Tags: #Drama, Intriga

La familia continuaría teniendo presente el escándalo, tal como lo detalló Augusta: el depravado hijo de Tobias Pilaster llevó una ramera a la casa y luego, al verse sorprendido, atacó airadamente al pobre e inocente Edward. Así era. Podían pensar lo que les diese la gana, pero tenían que reconocerle como Pilaster y como banquero, y pronto, con un poco de suerte, le convertirían en socio de la firma.

Le maravillaba lo mucho que había cambiado la familia en seis años. Mediante las cartas que le escribía todos los meses, la madre de Hugh le tuvo informado de los acontecimientos domésticos. Su prima Clementine se prometió en matrimonio; Edward no, a pesar de los esfuerzos de Augusta; Young William y Beatrice tuvieron una niña. Pero la madre no le contó los cambios extraoficiales. ¿Tío Samuel vivía aún con su «secretario»? ¿Continuaba siendo Augusta tan cruel como siempre o se había suavizado un poco con la edad? ¿Puso Edward sobriedad en su vida y sentó la cabeza? ¿Se casó por fin Micky Miranda con alguna de las chicas que se enamoraban de él a montones todas las temporadas?

Era hora de verse cara a cara con todos ellos. Cruzó la calle y llamó a la puerta.

Le abrió Hastead, el untuoso mayordomo de Augusta.

No parecía haber cambiado: sus ojos seguían mirando en distintas direcciones.

—Buenas tardes, don Hugh -saludó, pero su voz de acento galés sonó como la escarcha, lo que indicaba que a Hugh aún no se le acogía favorablemente en aquella casa. La bienvenida de Hastead siempre podía considerarse como el reflejo de los sentimientos de Augusta con respecto a algo o a alguien.

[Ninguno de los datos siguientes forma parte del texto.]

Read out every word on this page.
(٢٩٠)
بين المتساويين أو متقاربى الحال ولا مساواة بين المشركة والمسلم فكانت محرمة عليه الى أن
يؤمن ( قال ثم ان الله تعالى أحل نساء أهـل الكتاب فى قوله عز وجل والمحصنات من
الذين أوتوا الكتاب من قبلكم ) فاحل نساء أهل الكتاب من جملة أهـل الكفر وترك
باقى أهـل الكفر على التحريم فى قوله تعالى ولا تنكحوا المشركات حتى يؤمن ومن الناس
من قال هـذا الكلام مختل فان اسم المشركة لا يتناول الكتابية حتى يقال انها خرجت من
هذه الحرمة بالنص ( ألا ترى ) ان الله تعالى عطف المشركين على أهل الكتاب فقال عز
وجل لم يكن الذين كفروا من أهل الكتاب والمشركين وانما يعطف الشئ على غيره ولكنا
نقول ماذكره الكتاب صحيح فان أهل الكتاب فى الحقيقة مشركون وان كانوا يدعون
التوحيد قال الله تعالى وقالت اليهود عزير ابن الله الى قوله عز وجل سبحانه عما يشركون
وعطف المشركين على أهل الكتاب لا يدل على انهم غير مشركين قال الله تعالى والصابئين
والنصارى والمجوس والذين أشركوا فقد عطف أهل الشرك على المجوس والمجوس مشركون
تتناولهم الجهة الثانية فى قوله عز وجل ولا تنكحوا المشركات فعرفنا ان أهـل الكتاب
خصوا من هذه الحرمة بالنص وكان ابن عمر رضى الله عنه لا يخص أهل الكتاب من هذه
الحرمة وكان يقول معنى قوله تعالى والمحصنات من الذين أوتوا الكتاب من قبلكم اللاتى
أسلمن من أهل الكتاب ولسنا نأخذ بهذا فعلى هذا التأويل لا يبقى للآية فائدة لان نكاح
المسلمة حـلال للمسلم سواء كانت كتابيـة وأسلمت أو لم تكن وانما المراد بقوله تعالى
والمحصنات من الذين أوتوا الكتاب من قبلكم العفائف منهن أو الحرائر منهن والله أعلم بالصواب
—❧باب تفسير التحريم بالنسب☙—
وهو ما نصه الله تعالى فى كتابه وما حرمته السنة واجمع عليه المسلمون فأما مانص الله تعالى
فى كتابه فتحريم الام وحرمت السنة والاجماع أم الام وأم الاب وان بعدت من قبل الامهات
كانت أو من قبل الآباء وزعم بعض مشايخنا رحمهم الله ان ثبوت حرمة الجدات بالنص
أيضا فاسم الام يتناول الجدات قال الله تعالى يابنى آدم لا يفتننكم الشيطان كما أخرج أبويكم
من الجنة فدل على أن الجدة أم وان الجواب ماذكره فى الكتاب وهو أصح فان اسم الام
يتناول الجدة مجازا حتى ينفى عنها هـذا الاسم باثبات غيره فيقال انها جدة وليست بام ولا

Hugh atravesó el recibidor y entró en el vestíbulo. Allí, a guisa de comité de recepción, se encontraban las tres arpías de la familia Pilaster: Augusta, su hija Clementine y Madeleine, la cuñada. A sus cuarenta y siete años, Augusta se conservaba tan hermosa como siempre: su porte tenía aún una belleza clásica, de cejas oscuras y mirada soberbia, y si bien era un poco más corpulenta que seis años atrás, su alta estatura le permitía alardear aún de una bonita figura. Clementine era una edición más delgada del mismo libro, pero, carecía del aire indómito de su madre y le faltaba algo para que se la considerase guapa. Tía Madeleine era Pilaster en todos y cada uno de los centímetros de su persona, desde la curva nariz hasta el costoso encaje que adornaba el dobladillo de la falda de su vestido azul hielo, pasando por la totalidad de su enjuto, afilado y anguloso cuerpo.

Hugh apretó los dientes y besó a las tres.

—Bueno, Hugh -dijo Augusta-, confío en que tu estancia en el extranjero haya hecho de ti un joven juicioso.

No estaba dispuesta a dejar que nadie olvidase que Hugh había abandonado Inglaterra bajo oscuros nubarrones.

—Espero que el paso de los años y la edad nos haya hecho a todos más juiciosos, querida tía -replicó Hugh, y tuvo la satisfacción de observar que la exasperación oscurecía el rostro de Augusta.

—¡Ciertamente! -repuso la mujer en tono gélido.

—Hugh -intervino Clementine-, permíteme presentarte a mi novio, sir Harry Tonks.

Hugh le estrechó la mano. Harry era demasiado joven para tener el título de caballero, de modo que lo de sir debía de significar que era
baronet
, una especie de aristócrata de segunda clase. Hugh no le envidió su matrimonio con Clementine. La muchacha no era tan perversa como su madre, pero siempre había tenido esa tendencia.

—¿Qué tal la travesía? -preguntó Harry.

—Un viaje rápido -contestó Hugh-. He venido en uno de esos nuevos vapores de hélice. Sólo hemos- tardado siete días.

—¡Por Júpiter! Maravilloso, maravilloso.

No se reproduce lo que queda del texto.